Assessing the impugned legal regulation, under which exemption from the constitutional duty of a citizen to perform military or alternative national defence service is granted by virtue of a certain social status of the person – being a priest of a religious community or association that is considered traditional in Lithuania and is recognised by the state, the Constitutional Court noted that the fact that a person is a priest of a church or religious organisation (i.e. holds a certain social status relating to the professed religion) is not related to any such circumstances due to which the citizens would be objectively unable to perform the duty in question and which could constitutionally justify their exemption from this duty, especially in view of the fact that, under the Constitution, persons who are unable to perform military service due to their religious or other convictions have the right to perform alternative national defence service instead of military service, as well as that the fulfilment of the constitutional duty to perform military or alternative national defence service may be deferred due to important reasons. Consequently, under Paragraph 2 of Article 139 of the Constitution, the status of a priest of a church or religious organisation does not provide a basis for exempting the person from his constitutional duty of a citizen to perform military or alternative national defence service.

Thus, interpreting Paragraph 1 of Article 43 and Paragraph 2 of Article 139 of the Constitution systemically and taking account of the principle of the equality of the rights of persons under Article 29 of the Constitution and the constitutional principles of the neutrality and secularity of the state, the Constitutional Court noted in this ruling that a different constitutional status between the churches and religious organisations that are traditional in Lithuania and other churches and religious organisations as collective legal entities may not serve as a basis for constitutionally justifying the exemption of priests of the churches and religious organisations that are traditional in Lithuania from the constitutional duty held by them as citizens to perform military or alternative national defence service.

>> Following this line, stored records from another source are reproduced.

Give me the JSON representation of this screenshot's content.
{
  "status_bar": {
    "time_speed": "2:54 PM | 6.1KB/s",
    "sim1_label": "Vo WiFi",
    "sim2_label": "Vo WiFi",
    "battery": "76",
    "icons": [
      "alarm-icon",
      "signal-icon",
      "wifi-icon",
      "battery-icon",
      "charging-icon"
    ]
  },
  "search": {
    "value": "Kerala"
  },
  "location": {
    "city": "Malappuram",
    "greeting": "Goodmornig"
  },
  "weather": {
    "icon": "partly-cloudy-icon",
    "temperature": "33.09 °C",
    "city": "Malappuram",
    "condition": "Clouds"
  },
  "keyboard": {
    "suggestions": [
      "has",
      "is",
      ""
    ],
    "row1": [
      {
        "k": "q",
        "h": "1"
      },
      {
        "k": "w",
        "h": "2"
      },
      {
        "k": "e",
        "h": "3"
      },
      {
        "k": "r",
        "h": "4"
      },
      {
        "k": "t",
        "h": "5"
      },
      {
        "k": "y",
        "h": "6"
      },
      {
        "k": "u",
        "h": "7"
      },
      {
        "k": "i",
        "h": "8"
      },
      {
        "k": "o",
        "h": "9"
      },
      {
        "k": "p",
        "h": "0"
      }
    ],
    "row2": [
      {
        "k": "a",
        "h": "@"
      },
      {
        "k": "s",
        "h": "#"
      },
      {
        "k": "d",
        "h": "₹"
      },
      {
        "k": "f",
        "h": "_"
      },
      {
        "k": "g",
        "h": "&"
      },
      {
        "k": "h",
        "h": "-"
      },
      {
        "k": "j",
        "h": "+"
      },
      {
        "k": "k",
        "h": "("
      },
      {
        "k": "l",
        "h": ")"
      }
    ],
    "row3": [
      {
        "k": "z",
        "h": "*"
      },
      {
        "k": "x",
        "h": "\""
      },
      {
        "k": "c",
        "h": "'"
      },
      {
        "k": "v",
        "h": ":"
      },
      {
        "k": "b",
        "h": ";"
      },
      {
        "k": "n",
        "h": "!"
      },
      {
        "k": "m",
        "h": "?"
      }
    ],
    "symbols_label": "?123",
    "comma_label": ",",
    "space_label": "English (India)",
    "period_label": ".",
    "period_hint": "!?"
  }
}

According to the Constitutional Court, the legal regulation authorising exemption from mandatory military service, i.e. from the constitutional duty of citizens to perform military or alternative national defence service, in the absence of any constitutionally justifiable basis violated the requirement, stemming from Paragraph 2 of Article 139 of the Constitution, that a law may establish only such conditions for exempting citizens from their constitutional duty to perform military or alternative national defence service that are related to objective circumstances due to which the citizens are unable to perform this duty; in addition, such a legal regulation led to a constitutionally unjustifiable difference of priests of the religious communities and associations considered traditional in Lithuania from other citizens; therefore, this legal regulation also violated the principle of the equality of the rights of persons under Article 29 of the Constitution.